Speaking at a press conference on Saturday, Gitai said “Why War” did not receive any funding from the government of Israel and insisted that those who wanted the film boycotted from the Venice Film Festival had not even seen the movie, according to The Hollywood Reporter.
He further noted that his film examines the topic of war in general, and not “the intoxicated Israeli-Palestinian relationship.”
“The film is not actually focused on Israel-Palestine, although they love always to think that they are the center of the world,” Gitai said.
“There is no center of the world. The planet is round. [It’s] a very important conflict, but they are not the only one on the planet.”
“Everything is based on these great two thinkers,” he added. “Karl Marx probably inspired Albert Einstein, because it’s a very Marxist piece about money and greed, or industry. Freud is about the human soul and why these smart animals want to make war.”
In a previously released “director’s statement” about his film, Gitai said “Why War” does not feature any iconography or photographs from war and the destruction it causes because he believes that just further amplifies war.
Regarding the current Israel-Hamas war, the director said on Saturday that he thinks current media coverage on the situation, from both Israel and the Palestinians, just makes the conflict worse and “prolongs the war.”
“If we look at Israeli TV, they will only show you atrocities of Oct. 7, the rape of the women, the burning of the kibbutzim.
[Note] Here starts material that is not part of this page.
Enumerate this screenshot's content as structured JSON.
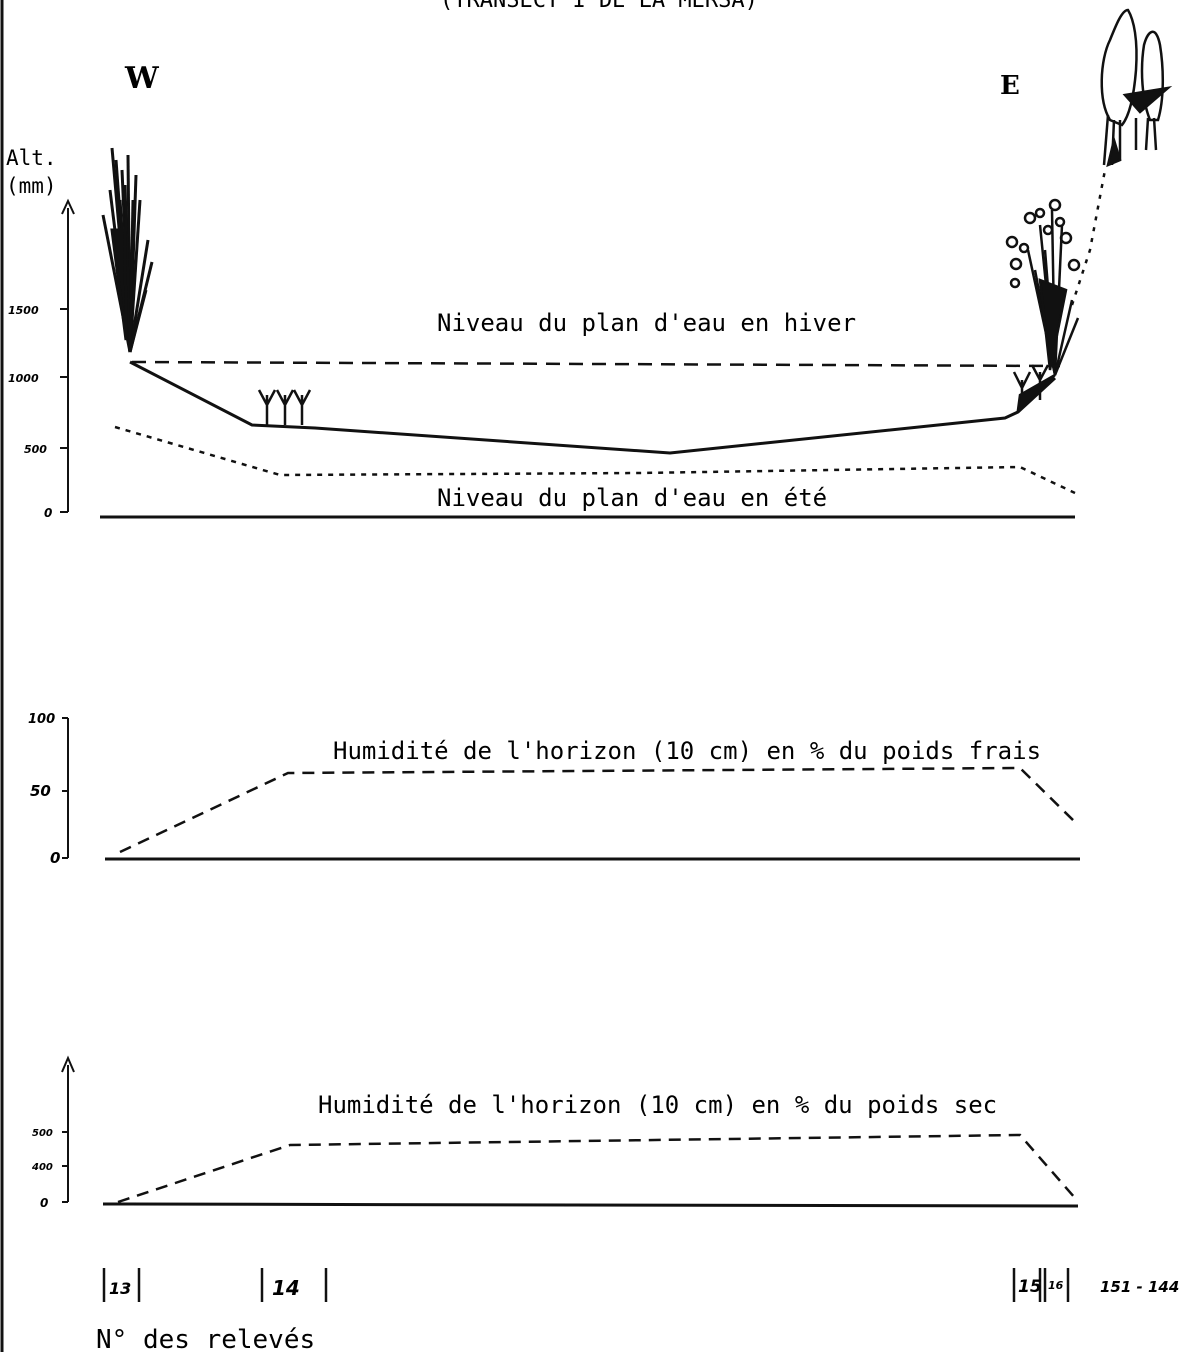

If I’m a normal Israeli and I see these images, I’ll say, ‘Let’s kill them all,’” he said, according to The Hollywood Reporter.
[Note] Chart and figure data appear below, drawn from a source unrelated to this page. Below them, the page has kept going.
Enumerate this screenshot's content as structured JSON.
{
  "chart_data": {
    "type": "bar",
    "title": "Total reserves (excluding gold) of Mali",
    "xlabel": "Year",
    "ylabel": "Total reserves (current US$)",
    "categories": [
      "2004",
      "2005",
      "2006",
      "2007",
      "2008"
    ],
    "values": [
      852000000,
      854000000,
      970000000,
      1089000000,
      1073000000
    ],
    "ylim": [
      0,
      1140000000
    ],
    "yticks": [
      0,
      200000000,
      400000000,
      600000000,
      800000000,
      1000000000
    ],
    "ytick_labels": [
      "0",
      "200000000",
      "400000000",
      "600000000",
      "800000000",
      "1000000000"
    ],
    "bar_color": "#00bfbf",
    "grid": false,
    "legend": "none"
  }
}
“[And] the Arab networks, Al Jazeera, will show you just the destruction of Gaza, so the savagery and the destruction of tens of thousands of homes in Gaza and the killing of tens and thousands of people … that most are not terrorists … civilians, children. There is now polio, a lack of food. [If I’m] a Palestinian and I only see these images, they will not see the Israeli images, [I would] say, ‘Let’s continue the war.’”
“The iconography prolongs the war so we decided to make an anti-war film without images of war,” he added.
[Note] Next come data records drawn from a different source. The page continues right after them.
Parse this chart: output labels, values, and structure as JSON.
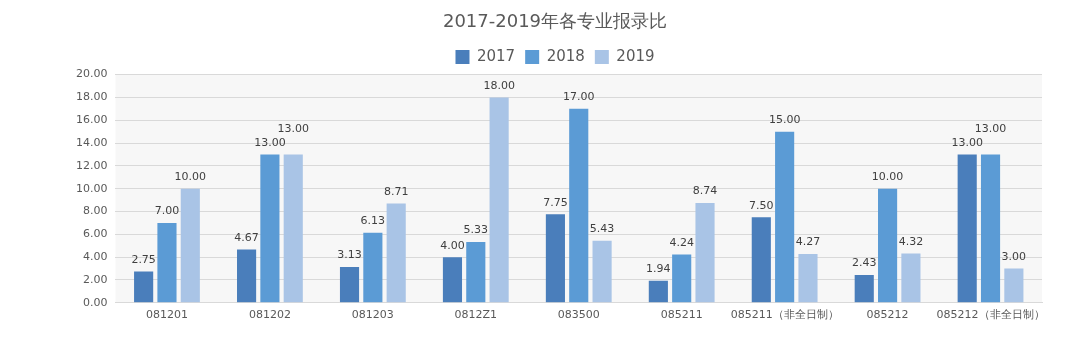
{
  "chart_data": {
    "type": "bar",
    "title": "2017-2019年各专业报录比",
    "categories": [
      "081201",
      "081202",
      "081203",
      "0812Z1",
      "083500",
      "085211",
      "085211（非全日制）",
      "085212",
      "085212（非全日制）"
    ],
    "series": [
      {
        "name": "2017",
        "color": "#4a7ebb",
        "values": [
          2.75,
          4.67,
          3.13,
          4.0,
          7.75,
          1.94,
          7.5,
          2.43,
          13.0
        ],
        "value_labels": [
          "2.75",
          "4.67",
          "3.13",
          "4.00",
          "7.75",
          "1.94",
          "7.50",
          "2.43",
          "13.00"
        ]
      },
      {
        "name": "2018",
        "color": "#5b9bd5",
        "values": [
          7.0,
          13.0,
          6.13,
          5.33,
          17.0,
          4.24,
          15.0,
          10.0,
          13.0
        ],
        "value_labels": [
          "7.00",
          "13.00",
          "6.13",
          "5.33",
          "17.00",
          "4.24",
          "15.00",
          "10.00",
          "13.00"
        ]
      },
      {
        "name": "2019",
        "color": "#a9c4e6",
        "values": [
          10.0,
          13.0,
          8.71,
          18.0,
          5.43,
          8.74,
          4.27,
          4.32,
          3.0
        ],
        "value_labels": [
          "10.00",
          "13.00",
          "8.71",
          "18.00",
          "5.43",
          "8.74",
          "4.27",
          "4.32",
          "3.00"
        ]
      }
    ],
    "ylim": [
      0,
      20
    ],
    "yticks": [
      {
        "value": 0,
        "label": "0.00"
      },
      {
        "value": 2,
        "label": "2.00"
      },
      {
        "value": 4,
        "label": "4.00"
      },
      {
        "value": 6,
        "label": "6.00"
      },
      {
        "value": 8,
        "label": "8.00"
      },
      {
        "value": 10,
        "label": "10.00"
      },
      {
        "value": 12,
        "label": "12.00"
      },
      {
        "value": 14,
        "label": "14.00"
      },
      {
        "value": 16,
        "label": "16.00"
      },
      {
        "value": 18,
        "label": "18.00"
      },
      {
        "value": 20,
        "label": "20.00"
      }
    ],
    "grid": "y",
    "legend": "top"
  }
}
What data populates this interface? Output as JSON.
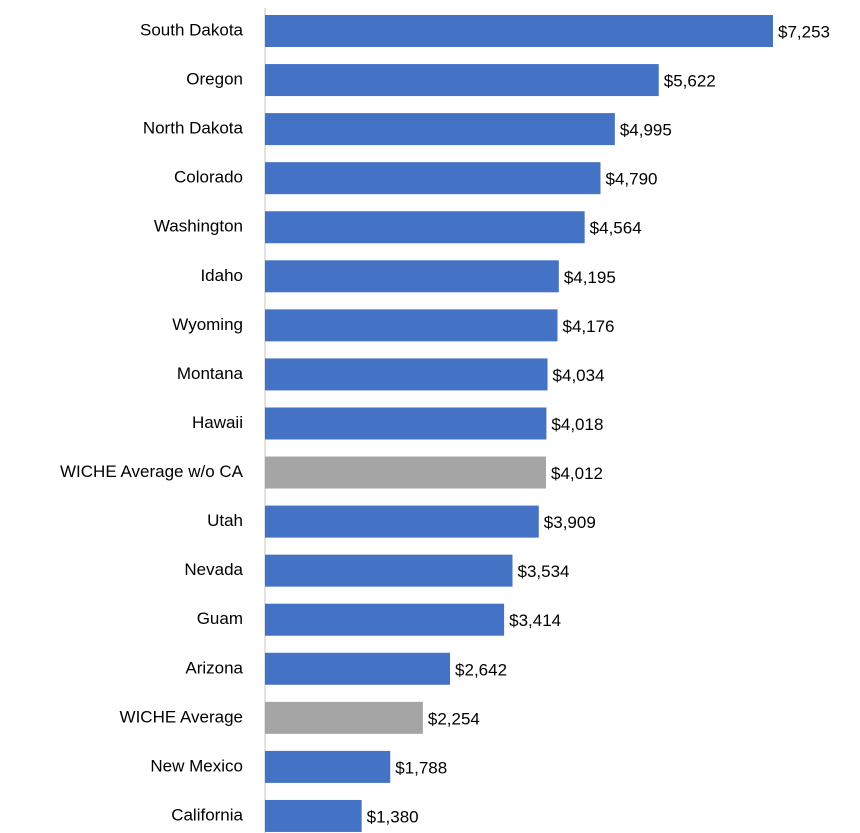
{
  "chart_data": {
    "type": "bar",
    "orientation": "horizontal",
    "categories": [
      "South Dakota",
      "Oregon",
      "North Dakota",
      "Colorado",
      "Washington",
      "Idaho",
      "Wyoming",
      "Montana",
      "Hawaii",
      "WICHE Average w/o CA",
      "Utah",
      "Nevada",
      "Guam",
      "Arizona",
      "WICHE Average",
      "New Mexico",
      "California"
    ],
    "values": [
      7253,
      5622,
      4995,
      4790,
      4564,
      4195,
      4176,
      4034,
      4018,
      4012,
      3909,
      3534,
      3414,
      2642,
      2254,
      1788,
      1380
    ],
    "value_labels": [
      "$7,253",
      "$5,622",
      "$4,995",
      "$4,790",
      "$4,564",
      "$4,195",
      "$4,176",
      "$4,034",
      "$4,018",
      "$4,012",
      "$3,909",
      "$3,534",
      "$3,414",
      "$2,642",
      "$2,254",
      "$1,788",
      "$1,380"
    ],
    "colors": [
      "#4472c4",
      "#4472c4",
      "#4472c4",
      "#4472c4",
      "#4472c4",
      "#4472c4",
      "#4472c4",
      "#4472c4",
      "#4472c4",
      "#a5a5a5",
      "#4472c4",
      "#4472c4",
      "#4472c4",
      "#4472c4",
      "#a5a5a5",
      "#4472c4",
      "#4472c4"
    ]
  }
}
“We need to find new ways of rebuilding this beautiful region … even in spite of the wounds and the tragedies and bad memories, we need to build something different. This cannot go on.”
The director also reportedly said the Hamas terrorist organization ruling the Gaza Strip and Israeli Prime Minister Benjamin Netanyahu’s government both need to be removed from power in order for there to be peace in the region.
“The two groups have to understand that the proposition of being under Hamas is not a good proposition. There will be no rights for women, no Christians of the Orient, no LGBT rights, nothing. The Iranians already went this way when they got behind Khomeini and they’re stuck with it,” he stated, referring to the Islamist regime currently ruling Iran.
“We the Israelis have to get rid of the extremist, nationalist, right-wing, racist, ultra-religious government that we have. The two groups have to do some cleaning on their stuff and then maybe a new bridge can be constructed. It’s not there now but we have to keep the idea that one day, it will come, and I think it will come.”